Here’s a news that all the dog lovers (not to be confused with breed lovers) would revel in ― India bans imports of foreign breed dogs for breeding and commercial purposes.
The Indian government has placed a ban on importing dogs for commercial purposes including breeding. The move from the Director General of Foreign Trade (DGFT) comes after a strong demand from environmental organisations and animal rights groups.
Only defense and security forces are allowed to import certain breeds.
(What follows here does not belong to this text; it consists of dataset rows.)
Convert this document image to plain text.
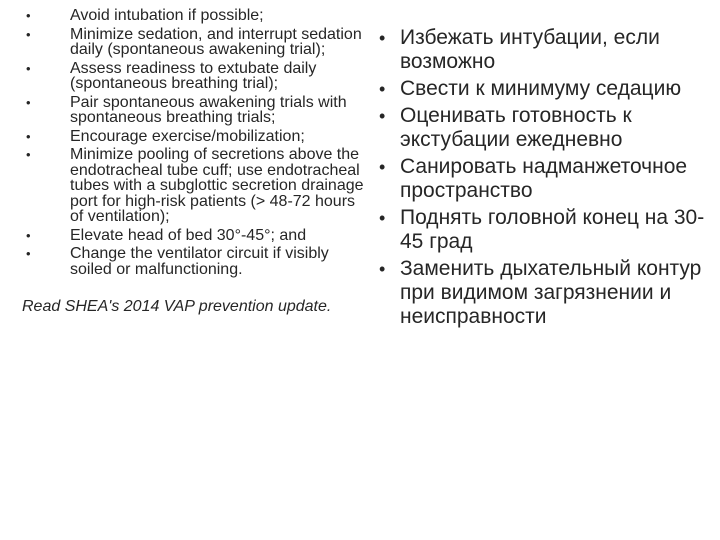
• Avoid intubation if possible;
• Minimize sedation, and interrupt sedation daily (spontaneous awakening trial);
• Assess readiness to extubate daily (spontaneous breathing trial);
• Pair spontaneous awakening trials with spontaneous breathing trials;
• Encourage exercise/mobilization;
• Minimize pooling of secretions above the endotracheal tube cuff; use endotracheal tubes with a subglottic secretion drainage port for high-risk patients (> 48-72 hours of ventilation);
• Elevate head of bed 30°-45°; and
• Change the ventilator circuit if visibly soiled or malfunctioning.
Read SHEA's 2014 VAP prevention update.
• Избежать интубации, если возможно
• Свести к минимуму седацию
• Оценивать готовность к экстубации ежедневно
• Санировать надманжеточное пространство
• Поднять головной конец на 30-45 град
• Заменить дыхательный контур при видимом загрязнении и неисправности
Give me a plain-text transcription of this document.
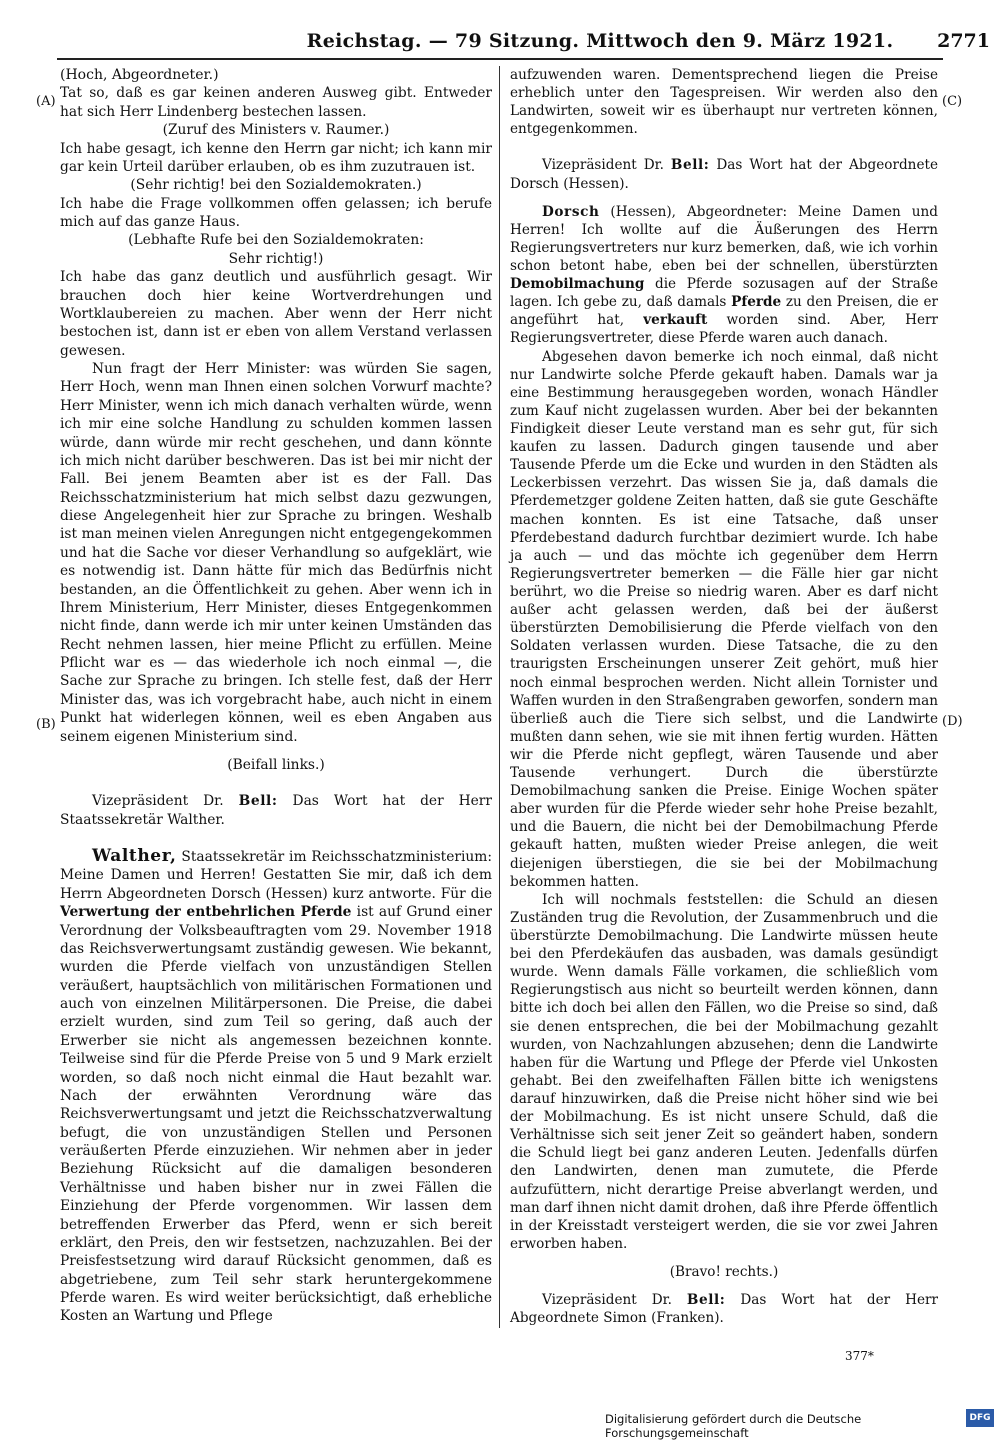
Reichstag. — 79 Sitzung. Mittwoch den 9. März 1921.	2771
(A)
(B)
(C)
(D)

(Hoch, Abgeordneter.)

Tat so, daß es gar keinen anderen Ausweg gibt. Entweder hat sich Herr Lindenberg bestechen lassen.

(Zuruf des Ministers v. Raumer.)

Ich habe gesagt, ich kenne den Herrn gar nicht; ich kann mir gar kein Urteil darüber erlauben, ob es ihm zuzutrauen ist.

(Sehr richtig! bei den Sozialdemokraten.)

Ich habe die Frage vollkommen offen gelassen; ich berufe mich auf das ganze Haus.

(Lebhafte Rufe bei den Sozialdemokraten:

Sehr richtig!)

Ich habe das ganz deutlich und ausführlich gesagt. Wir brauchen doch hier keine Wortverdrehungen und Wortklaubereien zu machen. Aber wenn der Herr nicht bestochen ist, dann ist er eben von allem Verstand verlassen gewesen.

Nun fragt der Herr Minister: was würden Sie sagen, Herr Hoch, wenn man Ihnen einen solchen Vorwurf machte? Herr Minister, wenn ich mich danach verhalten würde, wenn ich mir eine solche Handlung zu schulden kommen lassen würde, dann würde mir recht geschehen, und dann könnte ich mich nicht darüber beschweren. Das ist bei mir nicht der Fall. Bei jenem Beamten aber ist es der Fall. Das Reichsschatzministerium hat mich selbst dazu gezwungen, diese Angelegenheit hier zur Sprache zu bringen. Weshalb ist man meinen vielen Anregungen nicht entgegengekommen und hat die Sache vor dieser Verhandlung so aufgeklärt, wie es notwendig ist. Dann hätte für mich das Bedürfnis nicht bestanden, an die Öffentlichkeit zu gehen. Aber wenn ich in Ihrem Ministerium, Herr Minister, dieses Entgegenkommen nicht finde, dann werde ich mir unter keinen Umständen das Recht nehmen lassen, hier meine Pflicht zu erfüllen. Meine Pflicht war es — das wiederhole ich noch einmal —, die Sache zur Sprache zu bringen. Ich stelle fest, daß der Herr Minister das, was ich vorgebracht habe, auch nicht in einem Punkt hat widerlegen können, weil es eben Angaben aus seinem eigenen Ministerium sind.

(Beifall links.)

Vizepräsident Dr. Bell: Das Wort hat der Herr Staatssekretär Walther.

Walther, Staatssekretär im Reichsschatzministerium: Meine Damen und Herren! Gestatten Sie mir, daß ich dem Herrn Abgeordneten Dorsch (Hessen) kurz antworte. Für die Verwertung der entbehrlichen Pferde ist auf Grund einer Verordnung der Volksbeauftragten vom 29. November 1918 das Reichsverwertungsamt zuständig gewesen. Wie bekannt, wurden die Pferde vielfach von unzuständigen Stellen veräußert, hauptsächlich von militärischen Formationen und auch von einzelnen Militärpersonen. Die Preise, die dabei erzielt wurden, sind zum Teil so gering, daß auch der Erwerber sie nicht als angemessen bezeichnen konnte. Teilweise sind für die Pferde Preise von 5 und 9 Mark erzielt worden, so daß noch nicht einmal die Haut bezahlt war. Nach der erwähnten Verordnung wäre das Reichsverwertungsamt und jetzt die Reichsschatzverwaltung befugt, die von unzuständigen Stellen und Personen veräußerten Pferde einzuziehen. Wir nehmen aber in jeder Beziehung Rücksicht auf die damaligen besonderen Verhältnisse und haben bisher nur in zwei Fällen die Einziehung der Pferde vorgenommen. Wir lassen dem betreffenden Erwerber das Pferd, wenn er sich bereit erklärt, den Preis, den wir festsetzen, nachzuzahlen. Bei der Preisfestsetzung wird darauf Rücksicht genommen, daß es abgetriebene, zum Teil sehr stark heruntergekommene Pferde waren. Es wird weiter berücksichtigt, daß erhebliche Kosten an Wartung und Pflege

aufzuwenden waren. Dementsprechend liegen die Preise erheblich unter den Tagespreisen. Wir werden also den Landwirten, soweit wir es überhaupt nur vertreten können, entgegenkommen.

Vizepräsident Dr. Bell: Das Wort hat der Abgeordnete Dorsch (Hessen).

Dorsch (Hessen), Abgeordneter: Meine Damen und Herren! Ich wollte auf die Äußerungen des Herrn Regierungsvertreters nur kurz bemerken, daß, wie ich vorhin schon betont habe, eben bei der schnellen, überstürzten Demobilmachung die Pferde sozusagen auf der Straße lagen. Ich gebe zu, daß damals Pferde zu den Preisen, die er angeführt hat, verkauft worden sind. Aber, Herr Regierungsvertreter, diese Pferde waren auch danach.

Abgesehen davon bemerke ich noch einmal, daß nicht nur Landwirte solche Pferde gekauft haben. Damals war ja eine Bestimmung herausgegeben worden, wonach Händler zum Kauf nicht zugelassen wurden. Aber bei der bekannten Findigkeit dieser Leute verstand man es sehr gut, für sich kaufen zu lassen. Dadurch gingen tausende und aber Tausende Pferde um die Ecke und wurden in den Städten als Leckerbissen verzehrt. Das wissen Sie ja, daß damals die Pferdemetzger goldene Zeiten hatten, daß sie gute Geschäfte machen konnten. Es ist eine Tatsache, daß unser Pferdebestand dadurch furchtbar dezimiert wurde. Ich habe ja auch — und das möchte ich gegenüber dem Herrn Regierungsvertreter bemerken — die Fälle hier gar nicht berührt, wo die Preise so niedrig waren. Aber es darf nicht außer acht gelassen werden, daß bei der äußerst überstürzten Demobilisierung die Pferde vielfach von den Soldaten verlassen wurden. Diese Tatsache, die zu den traurigsten Erscheinungen unserer Zeit gehört, muß hier noch einmal besprochen werden. Nicht allein Tornister und Waffen wurden in den Straßengraben geworfen, sondern man überließ auch die Tiere sich selbst, und die Landwirte mußten dann sehen, wie sie mit ihnen fertig wurden. Hätten wir die Pferde nicht gepflegt, wären Tausende und aber Tausende verhungert. Durch die überstürzte Demobilmachung sanken die Preise. Einige Wochen später aber wurden für die Pferde wieder sehr hohe Preise bezahlt, und die Bauern, die nicht bei der Demobilmachung Pferde gekauft hatten, mußten wieder Preise anlegen, die weit diejenigen überstiegen, die sie bei der Mobilmachung bekommen hatten.

Ich will nochmals feststellen: die Schuld an diesen Zuständen trug die Revolution, der Zusammenbruch und die überstürzte Demobilmachung. Die Landwirte müssen heute bei den Pferdekäufen das ausbaden, was damals gesündigt wurde. Wenn damals Fälle vorkamen, die schließlich vom Regierungstisch aus nicht so beurteilt werden können, dann bitte ich doch bei allen den Fällen, wo die Preise so sind, daß sie denen entsprechen, die bei der Mobilmachung gezahlt wurden, von Nachzahlungen abzusehen; denn die Landwirte haben für die Wartung und Pflege der Pferde viel Unkosten gehabt. Bei den zweifelhaften Fällen bitte ich wenigstens darauf hinzuwirken, daß die Preise nicht höher sind wie bei der Mobilmachung. Es ist nicht unsere Schuld, daß die Verhältnisse sich seit jener Zeit so geändert haben, sondern die Schuld liegt bei ganz anderen Leuten. Jedenfalls dürfen den Landwirten, denen man zumutete, die Pferde aufzufüttern, nicht derartige Preise abverlangt werden, und man darf ihnen nicht damit drohen, daß ihre Pferde öffentlich in der Kreisstadt versteigert werden, die sie vor zwei Jahren erworben haben.

(Bravo! rechts.)

Vizepräsident Dr. Bell: Das Wort hat der Herr Abgeordnete Simon (Franken).

377*
Digitalisierung gefördert durch die Deutsche Forschungsgemeinschaft
DFG
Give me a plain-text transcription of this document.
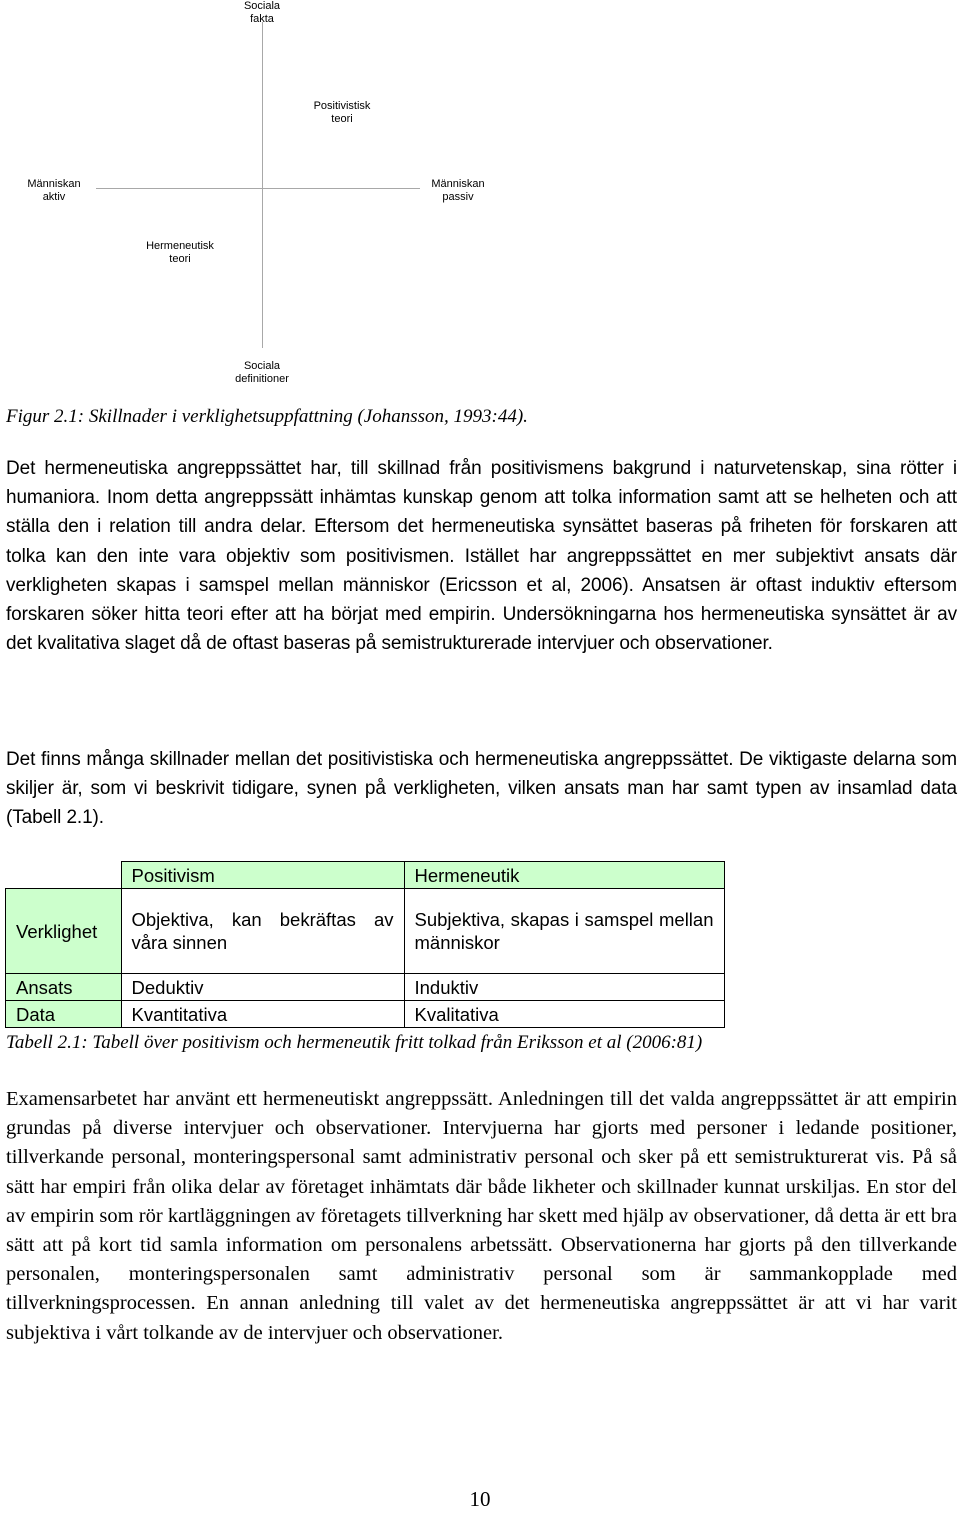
Sociala
fakta
Positivistisk
teori
Människan
aktiv
Människan
passiv
Hermeneutisk
teori
Sociala
definitioner
Figur 2.1: Skillnader i verklighetsuppfattning (Johansson, 1993:44).

Det hermeneutiska angreppssättet har, till skillnad från positivismens bakgrund i naturvetenskap, sina rötter i humaniora. Inom detta angreppssätt inhämtas kunskap genom att tolka information samt att se helheten och att ställa den i relation till andra delar. Eftersom det hermeneutiska synsättet baseras på friheten för forskaren att tolka kan den inte vara objektiv som positivismen. Istället har angreppssättet en mer subjektivt ansats där verkligheten skapas i samspel mellan människor (Ericsson et al, 2006). Ansatsen är oftast induktiv eftersom forskaren söker hitta teori efter att ha börjat med empirin. Undersökningarna hos hermeneutiska synsättet är av det kvalitativa slaget då de oftast baseras på semistrukturerade intervjuer och observationer.

Det finns många skillnader mellan det positivistiska och hermeneutiska angreppssättet. De viktigaste delarna som skiljer är, som vi beskrivit tidigare, synen på verkligheten, vilken ansats man har samt typen av insamlad data (Tabell 2.1).

	Positivism	Hermeneutik
Verklighet	Objektiva, kan bekräftas av våra sinnen	Subjektiva, skapas i samspel mellan människor
Ansats	Deduktiv	Induktiv
Data	Kvantitativa	Kvalitativa
Tabell 2.1: Tabell över positivism och hermeneutik fritt tolkad från Eriksson et al (2006:81)

Examensarbetet har använt ett hermeneutiskt angreppssätt. Anledningen till det valda angreppssättet är att empirin grundas på diverse intervjuer och observationer. Intervjuerna har gjorts med personer i ledande positioner, tillverkande personal, monteringspersonal samt administrativ personal och sker på ett semistrukturerat vis. På så sätt har empiri från olika delar av företaget inhämtats där både likheter och skillnader kunnat urskiljas. En stor del av empirin som rör kartläggningen av företagets tillverkning har skett med hjälp av observationer, då detta är ett bra sätt att på kort tid samla information om personalens arbetssätt. Observationerna har gjorts på den tillverkande personalen, monteringspersonalen samt administrativ personal som är sammankopplade med tillverkningsprocessen. En annan anledning till valet av det hermeneutiska angreppssättet är att vi har varit subjektiva i vårt tolkande av de intervjuer och observationer.

10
As for the Indian nationals and foreigners bringing their dogs from outside, they’d be required to carry all the necessary documents when travelling into the country.
India bans import of dogs for breeding
Under the new rules, all dog breeders must now be registered, and the facilities being used to house the dogs need to be open for state inspections. We can only hope this is put to practice and doesn’t just become paperwork sans power. If implemented, this would indeed help reduce the abuse and suffering of the dogs and force breeders to provide at least the most basic care.
The Law Commission, in its 2015 report stated, “many animals do not survive the trauma of being transported in small cages without adequate water or food, and estimates suggest that, overall, 40% of animals die in captivity or transportation.”
Lately, it has become a casual (but tastelessly callous) sight to spot Siberian Huskies or St Bernard(s) on Delhi roads, a dark and desolate divergence from the Siberian and Swiss landscapes respectively. These pedigree pups are often abandoned because of the ‘owners’ inability to maintain them in harsh Indian climates, adding to ever-growing stray dog population in India.
Breeding dogs in India typically live in deplorable conditions. The vast majority of puppies sold in pet stores in India come from unethical breeders for whom pups are just a quick way of making money. They have no regard for animal rights and quite often unweaned puppies (less than two months old) are sold to consumers without any registration or records. It is even cruel on the whelping mothers who go through forced impregnations continuously, harming the mother as well as the puppies.
The new regulations will also set age and sterilization requirements before dogs are sold, and will regulate the number of litters each female dog can produce. We hope this dictum bans the breeder business for good. What would add to this ruling would be a regulation on more than 3,00,000 pet shops in India.
Looking for a dog, consider adopting, please!